Note: Searching through attachments is not supported.

Specifications

SpecificationDetails
Repository typeCloud
Supported contentIssues, Pull Requests, README files
RACL supportYes
Content filteringYes
Auto permission resolutionNo

Prerequisites

  • Set up authentication on your GitHub On-Prem instance.
  • Whitelist the Search AI domain in your GitHub On-Prem instance.

Authorization Support

Search AI supports two authentication methods for GitHub On-Prem:
  1. Personal Access Token
  2. OAuth 2.0
Each authentication profile corresponds to a GitHub organization and requires owner or administrator permissions to ensure proper access to repositories and metadata.

GitHub Configuration

Personal Access Token

  1. Go to Developer Settings in your GitHub account.
  2. Generate a token with the following permissions:
    • repo
    • read:org

OAuth 2.0

  1. Register a new OAuth application in GitHub.
  2. Provide the basic app details.
  3. Use one of the following callback URLs based on your region:
    • JP Region: https://jp-bots-idp.kore.ai/workflows/callback
    • DE Region: https://de-bots-idp.kore.ai/workflows/callback
    • Prod: https://idp.kore.com/workflows/callback
  4. This generates client credentials. Use the device flow and client credentials to manually create an access token using an API client tool such as Postman.
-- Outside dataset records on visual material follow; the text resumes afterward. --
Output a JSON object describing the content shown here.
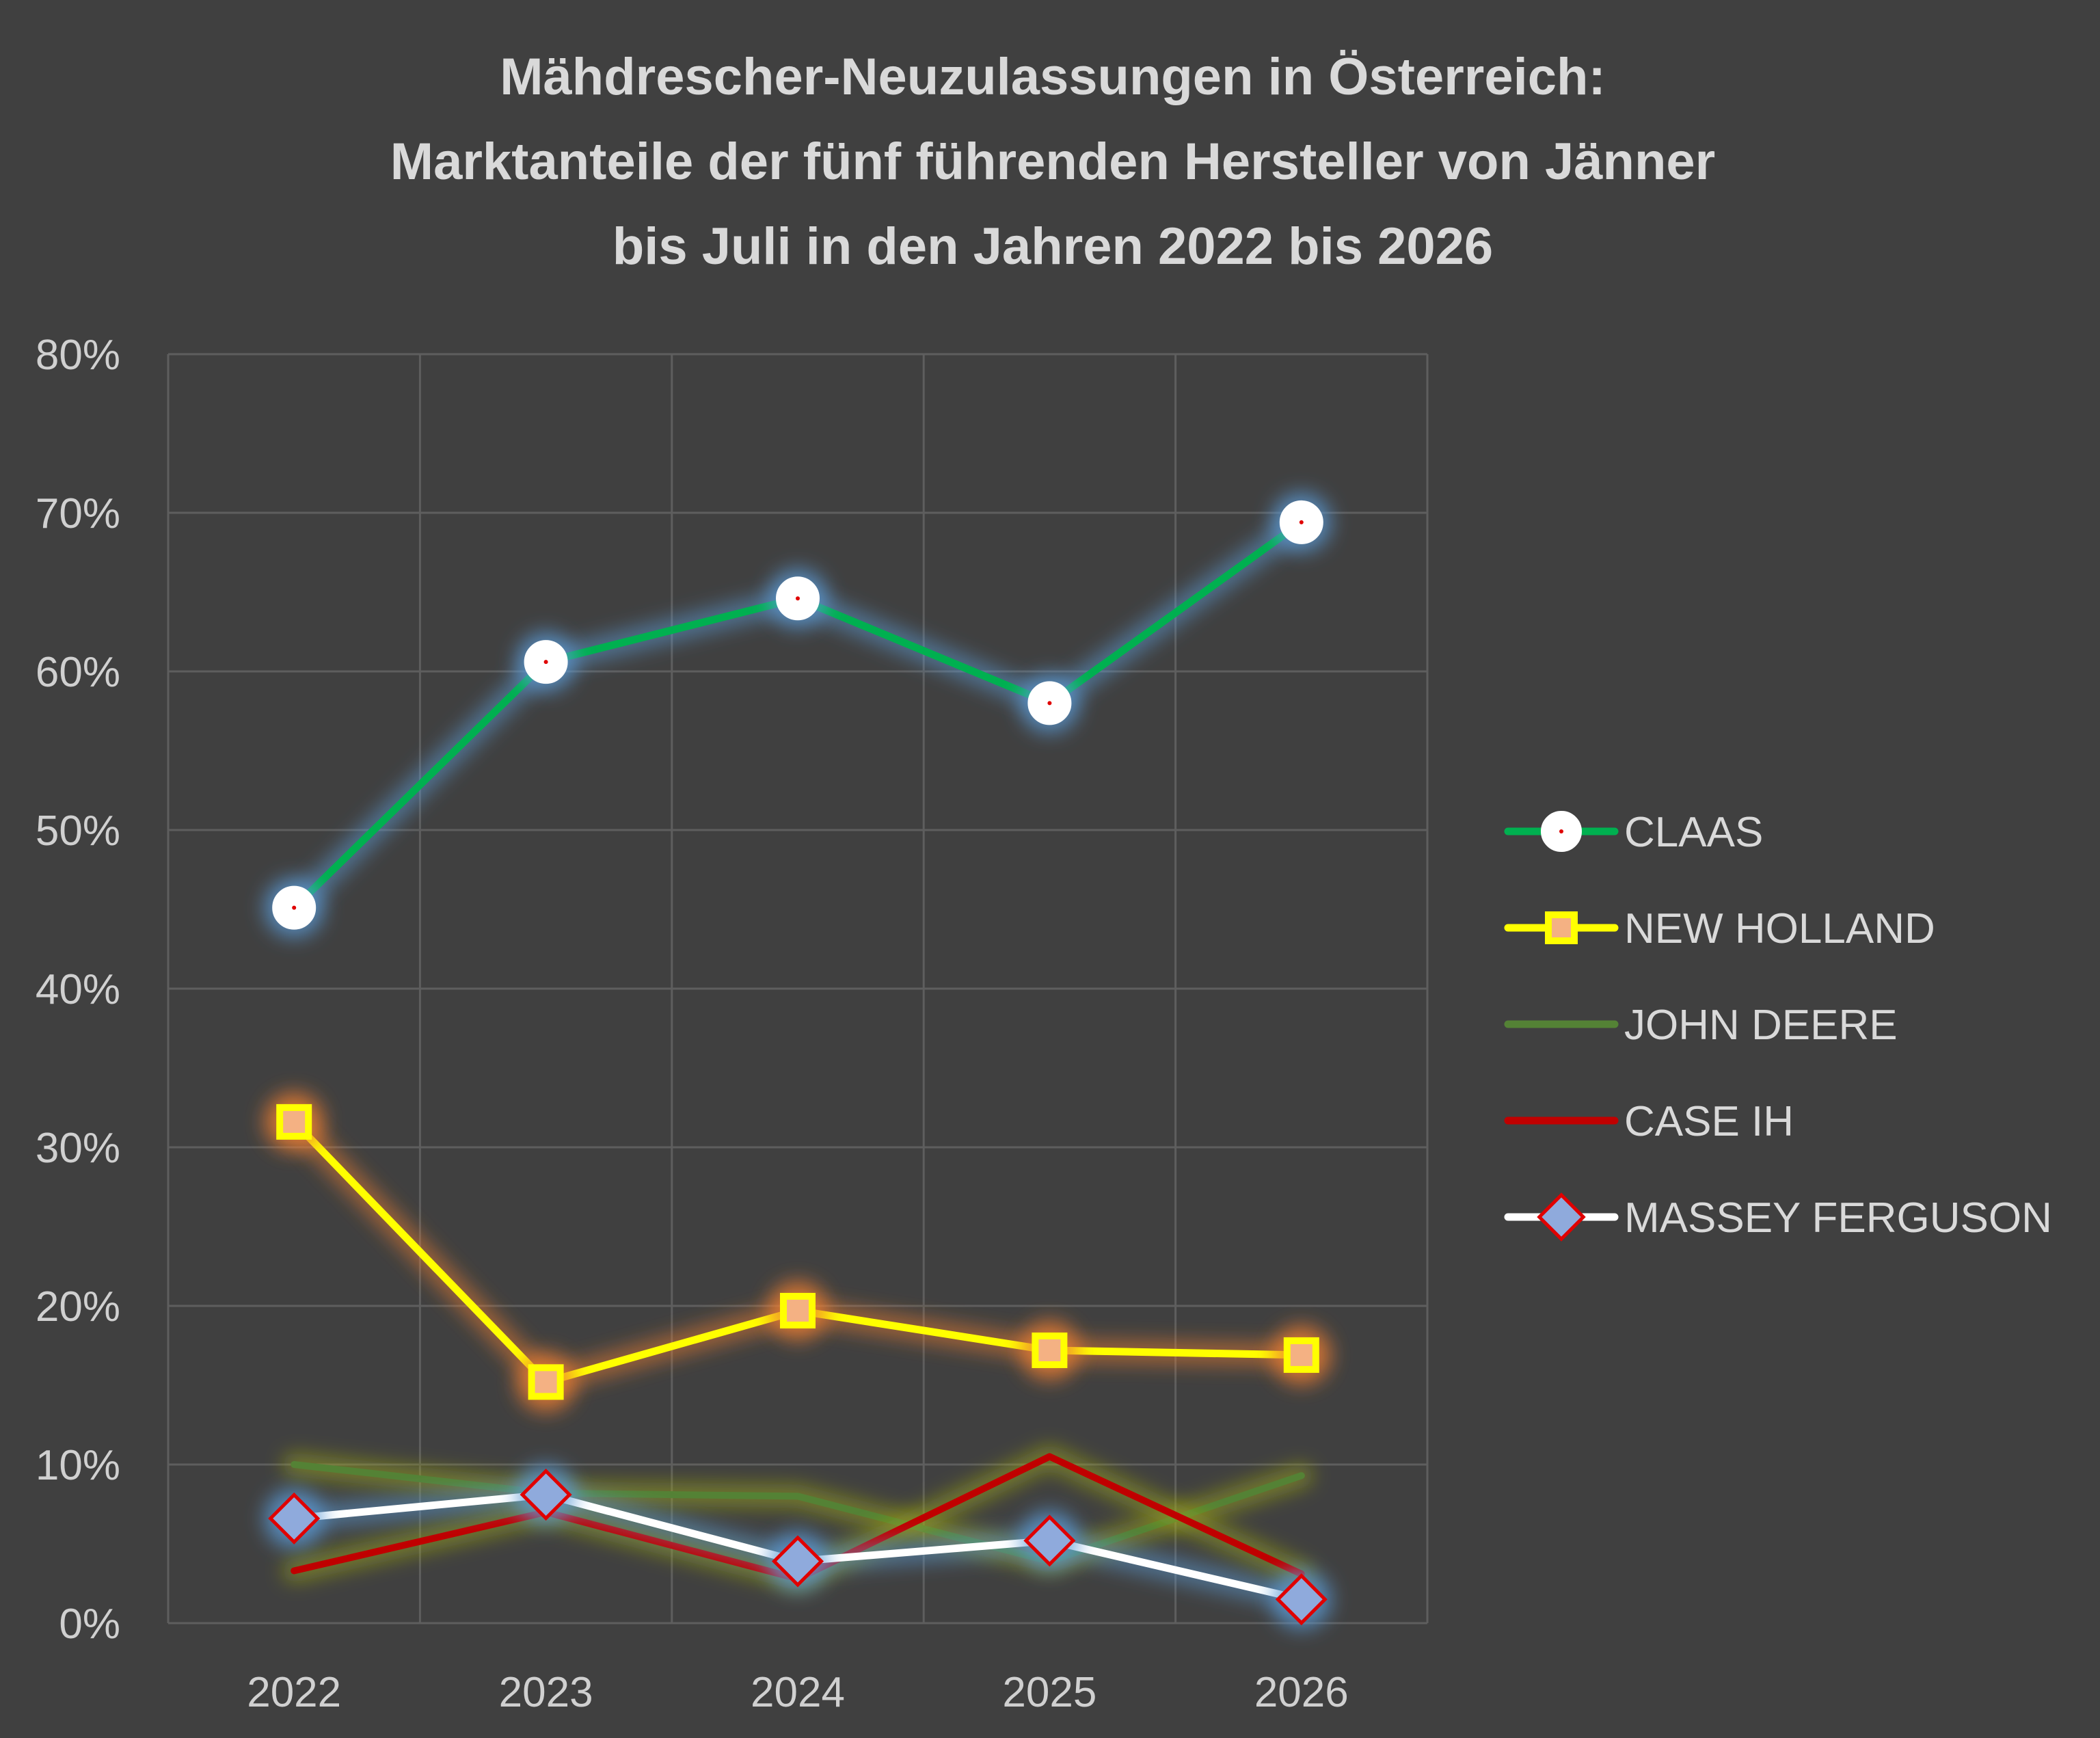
{
  "chart_data": {
    "type": "line",
    "title_lines": [
      "Mähdrescher-Neuzulassungen in Österreich:",
      "Marktanteile der fünf führenden Hersteller von Jänner",
      "bis Juli in den Jahren 2022 bis 2026"
    ],
    "xlabel": "",
    "ylabel": "",
    "categories": [
      "2022",
      "2023",
      "2024",
      "2025",
      "2026"
    ],
    "y_ticks": [
      "0%",
      "10%",
      "20%",
      "30%",
      "40%",
      "50%",
      "60%",
      "70%",
      "80%"
    ],
    "ylim": [
      0,
      80
    ],
    "y_unit": "%",
    "grid": true,
    "legend_position": "right",
    "series": [
      {
        "name": "CLAAS",
        "values": [
          45.1,
          60.6,
          64.6,
          58.0,
          69.4
        ],
        "color": "#00b050",
        "marker": "circle",
        "marker_fill": "#ffffff",
        "glow": "#5b9bd5"
      },
      {
        "name": "NEW HOLLAND",
        "values": [
          31.6,
          15.2,
          19.7,
          17.2,
          16.9
        ],
        "color": "#ffff00",
        "marker": "square",
        "marker_fill": "#f4b183",
        "glow": "#ed7d31"
      },
      {
        "name": "JOHN DEERE",
        "values": [
          10.0,
          8.2,
          8.0,
          3.9,
          9.3
        ],
        "color": "#548235",
        "marker": "none",
        "glow": "#9fa818"
      },
      {
        "name": "CASE IH",
        "values": [
          3.3,
          7.0,
          2.8,
          10.5,
          3.1
        ],
        "color": "#c00000",
        "marker": "none",
        "glow": "#9fa818"
      },
      {
        "name": "MASSEY FERGUSON",
        "values": [
          6.6,
          8.1,
          3.9,
          5.2,
          1.5
        ],
        "color": "#ffffff",
        "marker": "diamond",
        "marker_fill": "#8faadc",
        "marker_stroke": "#e00000",
        "glow": "#5b9bd5"
      }
    ]
  }
}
Configure the GitHub On-Prem Connector in Search AI

Provide the following fields when configuring the connector:
FieldDescription
NameUnique identifier for the connector
Owner NameGitHub organization or user account that owns the repositories
Authorization TypePersonal Access Token or OAuth 2.0
Token / Client CredentialsProvide the token (PAT) or client credentials (OAuth 2.0)
Host DomainURL of the GitHub On-Prem domain
Click Connect to authenticate.

Managing Multiple Authentication Profiles

The connector supports multiple authentication profiles, each representing a different GitHub organization.

Adding Authentication Profiles

  • Add profiles from the connector UI. The dropdown shows connection status: Connected or Not Connected.
  • During initial setup, you cannot navigate to other tabs until authentication succeeds.
  • After authenticating, a prompt lets you sync with default settings or customize before syncing.
The illustration shows the connector setup in search ai.

Profile-Specific and Shared Settings

Each profile maintains its own filters, repository selections, and content rules. The following settings are shared across all profiles:
  • Permissions content (combined content, duplicates removed)
  • Sync schedule

Content Ingestion

  1. Go to Manage Content and select the object types to ingest: Issues, Pull Requests, Pages, Files, or Commit Messages.
  2. Choose an ingestion mode:
    • Ingest All Content — syncs all content.
    • Ingest Filtered Content — configure filters below.
Standard Filter Select the repositories to ingest content from. All accessible repositories are listed. Select the required repositories and click Add Selection. Advanced Filters Configure additional filters using properties specific to each content type. The connector ingests only content that meets both standard and advanced filter criteria. Ingested Fields For all content types, the connector captures:
  • doc_source_type — identifies the content type in the ingested JSON
  • repository_id and repository_name — repository details
  • url — link to the specific object
  • Creation and update timestamps
For Issues, the connector also captures: issue status, comments, reporter, assignee, reactions, closure date, closed by, and labels.

Sync Logic

ScenarioBehavior
Manual syncOnly the selected profile is synchronized
Scheduled syncAll profiles are synchronized in sequence, most recently added first
Disconnected profilePreviously ingested content is retained until a manual sync or deletion
Deleted profileAll associated content is removed unless already synced through another profile
Each sync performs a full fetch of accessible content from GitHub and ingests only new or updated items into the Search AI index. Conflict Handling If two authentication profiles apply different field mappings to the same document, the most recent sync takes precedence.

RACL Support

For all content ingested from GitHub repositories, Search AI sets the repository ID as the sys_racl value. This value is stored as a permission entity. Use the Permission Entity APIs to associate users with the permission entity corresponding to each repository ID.